What I do remember is the feeling of read aloud. It was a very good thing.

If my students remember anything from fifth grade when they are my age, I hope they remember the feeling of read aloud and that it was a very good thing.

Thank you  TaraAnnaDanaStacey,  Betsy  and Beth at Two Writing Teachers for providing and supporting this place to learn and grow.

10 thoughts on “Slice of Life Day 24: Read Aloud Today and Yesterday

  1. Remembering read aloud as a student?!?! In fifth grade?!?! That’s terrific. I love the line, “…I do remember is the feeling of read aloud. ” That’s what I want for my students as well!

  2. I love read alouds too.
    Especially because of a a memory from my 5th grade teacher reading Joan Aikens, The Wolves of Willoby Chase.
    It takes very little for me to remember things about listening to that book at that very moment….like it was yesterday.
    Every time I read to my students, I wish for them to make a memory like you and I’ve made.

  3. I love this slice – partly because I loved read-aloud and can remember the books and the feelings, but also because of your beautiful descriptions of those 5th grade memories.

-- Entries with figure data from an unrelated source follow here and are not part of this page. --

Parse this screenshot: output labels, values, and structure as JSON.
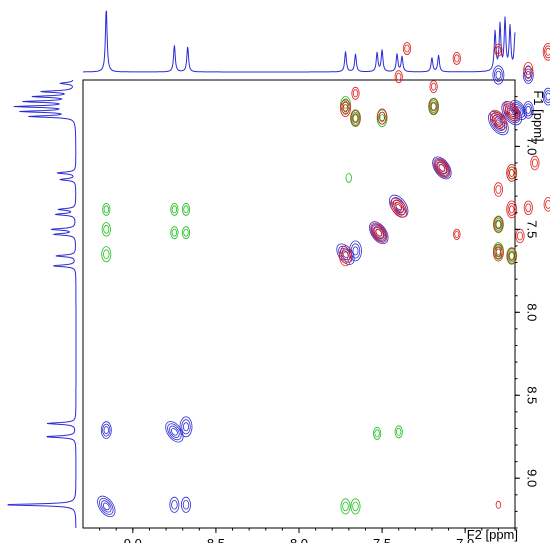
{
  "chart_data": {
    "type": "heatmap",
    "subtype": "2D NMR contour overlay",
    "title": "",
    "xlabel": "F2 [ppm]",
    "ylabel": "F1 [ppm]",
    "xlim": [
      9.3,
      6.7
    ],
    "ylim": [
      6.6,
      9.3
    ],
    "x_reversed": true,
    "y_direction": "increasing-downward",
    "axis_side": "right-bottom",
    "x_ticks": [
      "9.0",
      "8.5",
      "8.0",
      "7.5",
      "7.0"
    ],
    "y_ticks": [
      "7.0",
      "7.5",
      "8.0",
      "8.5",
      "9.0"
    ],
    "grid": false,
    "legend": "none",
    "colors": {
      "blue": "#2b2bd4",
      "green": "#1fbf1f",
      "red": "#e01c1c"
    },
    "proj_peaks": [
      {
        "ppm": 9.16,
        "h": 1.0
      },
      {
        "ppm": 8.75,
        "h": 0.42
      },
      {
        "ppm": 8.67,
        "h": 0.4
      },
      {
        "ppm": 7.72,
        "h": 0.32
      },
      {
        "ppm": 7.66,
        "h": 0.28
      },
      {
        "ppm": 7.53,
        "h": 0.3
      },
      {
        "ppm": 7.5,
        "h": 0.34
      },
      {
        "ppm": 7.41,
        "h": 0.28
      },
      {
        "ppm": 7.38,
        "h": 0.24
      },
      {
        "ppm": 7.2,
        "h": 0.22
      },
      {
        "ppm": 7.16,
        "h": 0.26
      },
      {
        "ppm": 6.82,
        "h": 0.62
      },
      {
        "ppm": 6.79,
        "h": 0.72
      },
      {
        "ppm": 6.76,
        "h": 0.8
      },
      {
        "ppm": 6.73,
        "h": 0.68
      },
      {
        "ppm": 6.7,
        "h": 0.56
      },
      {
        "ppm": 6.67,
        "h": 0.46
      },
      {
        "ppm": 6.62,
        "h": 0.2
      },
      {
        "ppm": 6.58,
        "h": 0.22
      },
      {
        "ppm": 6.5,
        "h": 0.18
      },
      {
        "ppm": 6.47,
        "h": 0.2
      }
    ],
    "series": [
      {
        "color": "blue",
        "points": [
          {
            "x": 9.16,
            "y": 9.17,
            "s": 1.3
          },
          {
            "x": 9.16,
            "y": 8.71,
            "s": 0.9
          },
          {
            "x": 8.75,
            "y": 8.72,
            "s": 1.3
          },
          {
            "x": 8.68,
            "y": 8.69,
            "s": 1.1
          },
          {
            "x": 8.75,
            "y": 9.16,
            "s": 0.8
          },
          {
            "x": 8.68,
            "y": 9.16,
            "s": 0.8
          },
          {
            "x": 7.72,
            "y": 7.65,
            "s": 1.3
          },
          {
            "x": 7.66,
            "y": 7.63,
            "s": 1.1
          },
          {
            "x": 7.52,
            "y": 7.52,
            "s": 1.4
          },
          {
            "x": 7.4,
            "y": 7.36,
            "s": 1.4
          },
          {
            "x": 7.14,
            "y": 7.13,
            "s": 1.4
          },
          {
            "x": 6.8,
            "y": 6.86,
            "s": 1.5
          },
          {
            "x": 6.72,
            "y": 6.8,
            "s": 1.5
          },
          {
            "x": 6.68,
            "y": 6.78,
            "s": 1.2
          },
          {
            "x": 6.8,
            "y": 6.57,
            "s": 1.0
          },
          {
            "x": 6.62,
            "y": 6.57,
            "s": 0.9
          },
          {
            "x": 6.5,
            "y": 6.7,
            "s": 0.9
          },
          {
            "x": 6.62,
            "y": 6.78,
            "s": 0.9
          }
        ]
      },
      {
        "color": "green",
        "points": [
          {
            "x": 9.16,
            "y": 7.38,
            "s": 0.6
          },
          {
            "x": 9.16,
            "y": 7.5,
            "s": 0.7
          },
          {
            "x": 9.16,
            "y": 7.65,
            "s": 0.8
          },
          {
            "x": 8.75,
            "y": 7.38,
            "s": 0.6
          },
          {
            "x": 8.68,
            "y": 7.38,
            "s": 0.6
          },
          {
            "x": 8.75,
            "y": 7.52,
            "s": 0.6
          },
          {
            "x": 8.68,
            "y": 7.52,
            "s": 0.6
          },
          {
            "x": 7.72,
            "y": 9.17,
            "s": 0.8
          },
          {
            "x": 7.66,
            "y": 9.17,
            "s": 0.8
          },
          {
            "x": 7.53,
            "y": 8.73,
            "s": 0.6
          },
          {
            "x": 7.4,
            "y": 8.72,
            "s": 0.6
          },
          {
            "x": 7.72,
            "y": 6.75,
            "s": 0.9
          },
          {
            "x": 7.66,
            "y": 6.83,
            "s": 0.9
          },
          {
            "x": 7.5,
            "y": 6.83,
            "s": 0.9
          },
          {
            "x": 7.19,
            "y": 6.76,
            "s": 0.9
          },
          {
            "x": 6.8,
            "y": 7.47,
            "s": 0.9
          },
          {
            "x": 6.8,
            "y": 7.63,
            "s": 0.9
          },
          {
            "x": 6.72,
            "y": 7.66,
            "s": 0.9
          },
          {
            "x": 6.72,
            "y": 7.16,
            "s": 0.9
          },
          {
            "x": 7.7,
            "y": 7.19,
            "s": 0.4
          }
        ]
      },
      {
        "color": "red",
        "points": [
          {
            "x": 7.72,
            "y": 7.66,
            "s": 1.1
          },
          {
            "x": 7.52,
            "y": 7.52,
            "s": 1.2
          },
          {
            "x": 7.4,
            "y": 7.37,
            "s": 1.2
          },
          {
            "x": 7.14,
            "y": 7.13,
            "s": 1.2
          },
          {
            "x": 6.8,
            "y": 6.84,
            "s": 1.2
          },
          {
            "x": 6.72,
            "y": 6.79,
            "s": 1.2
          },
          {
            "x": 7.35,
            "y": 6.41,
            "s": 0.6
          },
          {
            "x": 7.05,
            "y": 6.47,
            "s": 0.6
          },
          {
            "x": 7.4,
            "y": 6.58,
            "s": 0.6
          },
          {
            "x": 7.19,
            "y": 6.64,
            "s": 0.6
          },
          {
            "x": 7.66,
            "y": 6.68,
            "s": 0.6
          },
          {
            "x": 7.72,
            "y": 6.77,
            "s": 0.9
          },
          {
            "x": 7.66,
            "y": 6.83,
            "s": 0.8
          },
          {
            "x": 7.5,
            "y": 6.82,
            "s": 0.8
          },
          {
            "x": 7.19,
            "y": 6.76,
            "s": 0.8
          },
          {
            "x": 6.8,
            "y": 6.42,
            "s": 0.6
          },
          {
            "x": 6.62,
            "y": 6.54,
            "s": 0.8
          },
          {
            "x": 6.5,
            "y": 6.43,
            "s": 0.9
          },
          {
            "x": 6.72,
            "y": 7.16,
            "s": 0.9
          },
          {
            "x": 6.8,
            "y": 7.26,
            "s": 0.7
          },
          {
            "x": 6.58,
            "y": 7.1,
            "s": 0.7
          },
          {
            "x": 6.62,
            "y": 7.37,
            "s": 0.7
          },
          {
            "x": 6.5,
            "y": 7.35,
            "s": 0.7
          },
          {
            "x": 6.72,
            "y": 7.38,
            "s": 0.9
          },
          {
            "x": 6.8,
            "y": 7.47,
            "s": 0.8
          },
          {
            "x": 6.8,
            "y": 7.64,
            "s": 0.9
          },
          {
            "x": 6.67,
            "y": 7.54,
            "s": 0.7
          },
          {
            "x": 6.72,
            "y": 7.66,
            "s": 0.8
          },
          {
            "x": 7.05,
            "y": 7.53,
            "s": 0.5
          },
          {
            "x": 6.8,
            "y": 9.16,
            "s": 0.3
          }
        ]
      }
    ]
  }
}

  4. Read aloud is my favorite part of the day. Way back in 1978 my eight grade teacher read aloud to us. It was fantastic. No one else had a teacher who did that in 8th grade. In retrospect, I think he was setting us up to be lifelong readers because he read all kinds of things, including “The Boy Who Invented the Bubble Gun” out of a reader’s digest condensed version collection! He was one of my favorite teachers of all time. 🙂

  5. Funny – I wrote about read alouds today as well – in my ninth grade class and in Speech class a long time ago! I also love reading aloud to kids now! I guess we all had good models.

  6. I’m sure I’m probably 25 years older than you and you described my fifth grade room, including the desk. Read aloud was the time to get lost in a book, it was always after lunch recess. Caddie Woodlawn was a book I remember loving. As an adult I tried to read it, and it just didn’t have the same magic it did when I was ten. Loved the way you described this memory.

  7. This is such a beautiful post – my at-college ex students remember our readalouds as the best part of their sixth grade year with me. It’s a powerful connection we make through sharing books we love this way.

  8. I love what you wrote, Julieanne. I don’t remember if we had it, but my mother was my teacher in 5th & 6th grade (small town) & she & I certainly read together. As a teacher, I still remember the excitement of finding a book that seemed “just right” for my class at the time. Many shared memories come from those books, conversations too. That ‘feeling’ you mention, it’s the best thing!

  9. Read alouds are a very good thing! Read alouds were always my favorite part of the day when I had my own classroom, and I still love going into classes to read to kids. Thank you for sharing this lovely memory, Julieanne.